Using Data to Improve Student Outcomes: Learning From Leading Colleges is a guide to inform university leaders and others steeped in efforts to raise graduation rates on their campuses. It highlights leading universities that have drastically improved student success by consistently reviewing and using their own data to launch campus-wide initiatives, focus the entire college community on student success, and remove stubborn obstacles that impede large numbers of low-income students and students of color from graduating college with a degree in hand.
The institutions profiled in the guide are:
- Florida State University, where the graduation rate for underrepresented minorities (URMs) rose from 60 to 75 percent between 2002 and 2013. The proportion of Pell Grant recipients enrolled went up during that time too — from 19 percent to 27 percent.
- San Diego State University had 31 percent of Latino students graduate in 2002, but that number nearly doubled to 60 percent when students donned their tassels in 2013.
- University of Wisconsin–Eau Claire saw 53 percent of URMs graduate in 2013 — a jump of 17 percentage points from 2002.

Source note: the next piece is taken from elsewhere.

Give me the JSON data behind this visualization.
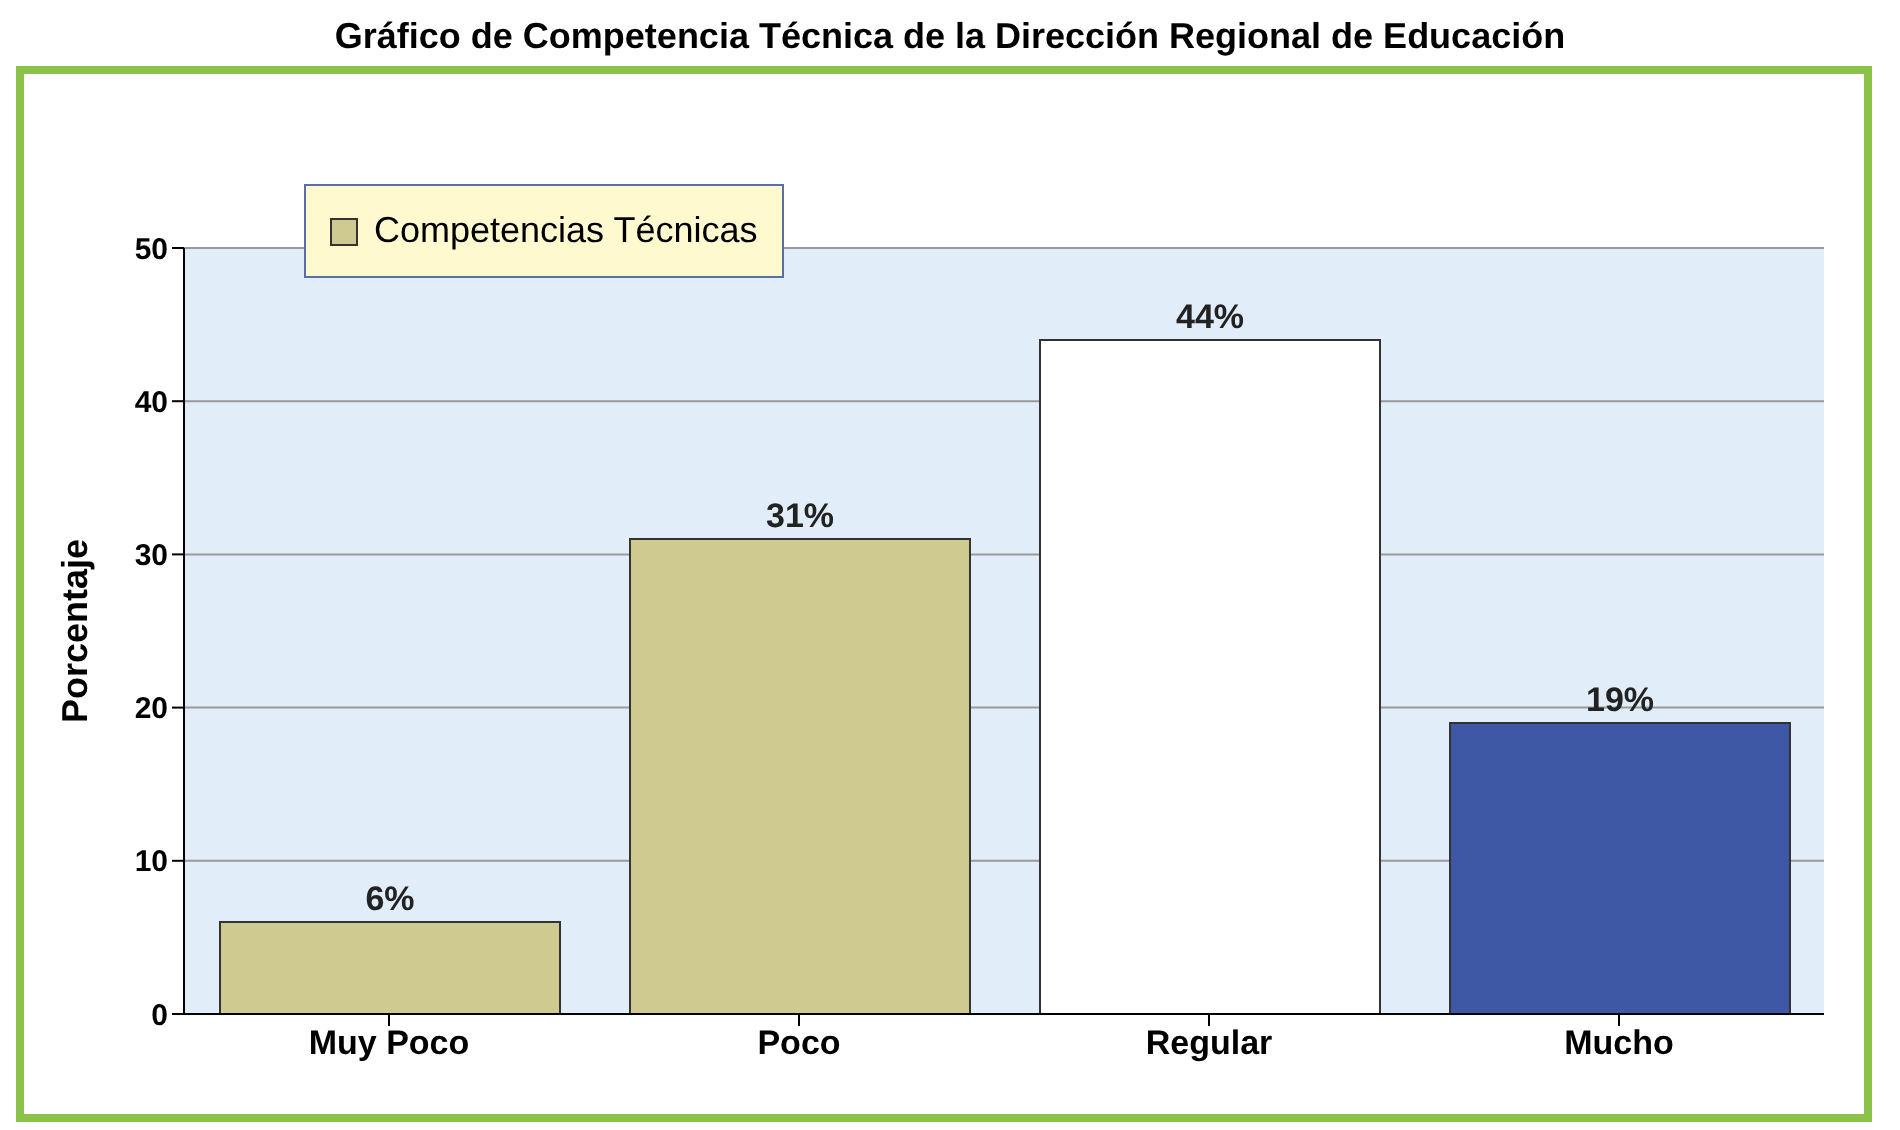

- Georgia State University, where graduation rates for URMs continue to grow, from 32 percent in 2002 to 56 percent in 2013.
University leaders and others concerned about improving student success can also turn to Ed Trust’s College Results Online, an interactive web tool recently refreshed with the latest data on college graduation rates, net price, and student outcomes for nearly every four-year college and university in the country.
The tool also includes four new metrics on student outcomes, including 10-year post-enrollment earnings of the 2001-2002 enrollment cohort, the percent of those earning more than $25,000 per year 10 years after entry, the median federal student loan debt of completers, and the loan repayment rate of students five years after completing.